Na 2ª parte, contra dez jogadores, a vitória estava mais do que decidido, mas mesmo assim jogámos sempre um futebol positivo e a tentar aumentar a vantagem. Algo que foi conseguido já muito perto do final (86’) com o bis do Rafa, assistido com um centro da direita pelo entretanto entrado Bah, desmarcado pelo também substituto Yaremchuk. Entretanto, o Roger Schmidt já tinha aproveitado para rodar um pouco a equipa, com as entradas do Weigl e do Bah, mas provavelmente devê-lo-ia ter feito um pouco mais cedo.
 
Em tempos individuais, destaque evidente para o Rafa com o seu bis e para a enorme alegria que está a exibir quando está em campo. O Enzó Fernández é uma delícia ver no meio-campo, bem secundado novamente pelo Florentino.

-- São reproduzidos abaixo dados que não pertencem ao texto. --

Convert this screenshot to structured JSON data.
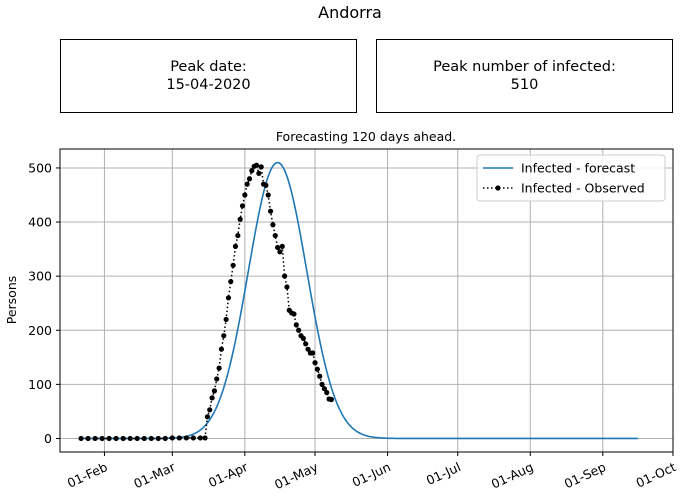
{
  "figure_title": "Andorra",
  "info_boxes": {
    "peak_date_label": "Peak date:",
    "peak_date_value": "15-04-2020",
    "peak_number_label": "Peak number of infected:",
    "peak_number_value": "510"
  },
  "chart_data": {
    "type": "line",
    "title": "Forecasting 120 days ahead.",
    "xlabel": "",
    "ylabel": "Persons",
    "x_ticks": [
      "01-Feb",
      "01-Mar",
      "01-Apr",
      "01-May",
      "01-Jun",
      "01-Jul",
      "01-Aug",
      "01-Sep",
      "01-Oct"
    ],
    "x_range": [
      "2020-01-13",
      "2020-10-01"
    ],
    "y_ticks": [
      0,
      100,
      200,
      300,
      400,
      500
    ],
    "ylim": [
      -25,
      535
    ],
    "grid": true,
    "legend_position": "top-right",
    "colors": {
      "forecast": "#1f77b4",
      "observed": "#000000",
      "grid": "#b0b0b0"
    },
    "series": [
      {
        "name": "Infected - forecast",
        "style": "solid-line",
        "model": "gaussian",
        "peak_date": "2020-04-15",
        "peak_value": 510,
        "width_days": 12.5,
        "x_start": "2020-01-22",
        "x_end": "2020-09-16"
      },
      {
        "name": "Infected - Observed",
        "style": "dotted-line-with-markers",
        "points": [
          [
            "2020-01-22",
            0
          ],
          [
            "2020-01-25",
            0
          ],
          [
            "2020-01-28",
            0
          ],
          [
            "2020-01-31",
            0
          ],
          [
            "2020-02-03",
            0
          ],
          [
            "2020-02-06",
            0
          ],
          [
            "2020-02-09",
            0
          ],
          [
            "2020-02-12",
            0
          ],
          [
            "2020-02-15",
            0
          ],
          [
            "2020-02-18",
            0
          ],
          [
            "2020-02-21",
            0
          ],
          [
            "2020-02-24",
            0
          ],
          [
            "2020-02-27",
            0
          ],
          [
            "2020-03-01",
            1
          ],
          [
            "2020-03-04",
            1
          ],
          [
            "2020-03-07",
            1
          ],
          [
            "2020-03-10",
            1
          ],
          [
            "2020-03-13",
            1
          ],
          [
            "2020-03-15",
            1
          ],
          [
            "2020-03-16",
            40
          ],
          [
            "2020-03-17",
            53
          ],
          [
            "2020-03-18",
            75
          ],
          [
            "2020-03-19",
            88
          ],
          [
            "2020-03-20",
            110
          ],
          [
            "2020-03-21",
            130
          ],
          [
            "2020-03-22",
            165
          ],
          [
            "2020-03-23",
            190
          ],
          [
            "2020-03-24",
            220
          ],
          [
            "2020-03-25",
            260
          ],
          [
            "2020-03-26",
            290
          ],
          [
            "2020-03-27",
            320
          ],
          [
            "2020-03-28",
            355
          ],
          [
            "2020-03-29",
            375
          ],
          [
            "2020-03-30",
            405
          ],
          [
            "2020-03-31",
            430
          ],
          [
            "2020-04-01",
            450
          ],
          [
            "2020-04-02",
            470
          ],
          [
            "2020-04-03",
            480
          ],
          [
            "2020-04-04",
            495
          ],
          [
            "2020-04-05",
            503
          ],
          [
            "2020-04-06",
            505
          ],
          [
            "2020-04-07",
            490
          ],
          [
            "2020-04-08",
            502
          ],
          [
            "2020-04-09",
            470
          ],
          [
            "2020-04-10",
            468
          ],
          [
            "2020-04-11",
            450
          ],
          [
            "2020-04-12",
            420
          ],
          [
            "2020-04-13",
            395
          ],
          [
            "2020-04-14",
            375
          ],
          [
            "2020-04-15",
            353
          ],
          [
            "2020-04-16",
            345
          ],
          [
            "2020-04-17",
            355
          ],
          [
            "2020-04-18",
            300
          ],
          [
            "2020-04-19",
            280
          ],
          [
            "2020-04-20",
            237
          ],
          [
            "2020-04-21",
            232
          ],
          [
            "2020-04-22",
            230
          ],
          [
            "2020-04-23",
            210
          ],
          [
            "2020-04-24",
            200
          ],
          [
            "2020-04-25",
            190
          ],
          [
            "2020-04-26",
            185
          ],
          [
            "2020-04-27",
            175
          ],
          [
            "2020-04-28",
            165
          ],
          [
            "2020-04-29",
            158
          ],
          [
            "2020-04-30",
            158
          ],
          [
            "2020-05-01",
            140
          ],
          [
            "2020-05-02",
            128
          ],
          [
            "2020-05-03",
            115
          ],
          [
            "2020-05-04",
            100
          ],
          [
            "2020-05-05",
            92
          ],
          [
            "2020-05-06",
            85
          ],
          [
            "2020-05-07",
            73
          ],
          [
            "2020-05-08",
            72
          ]
        ]
      }
    ]
  }
}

A defesa não teve grande trabalho e o Gilberto e o Grimaldo aproveitaram para ter participação activa no primeiro golo.
 
Entrámos a ganhar no campeonato, algo que temos vindo a fazer com bastante regularidade desde há quase uma década. No entanto, amanhã teremos um compromisso bastante importante, que poderá definir muito da nossa época. Ainda por cima, dado que temos uma vantagem relativamente confortável, tudo o que não for a qualificação para o play-off será um revés de proporções bíblicas.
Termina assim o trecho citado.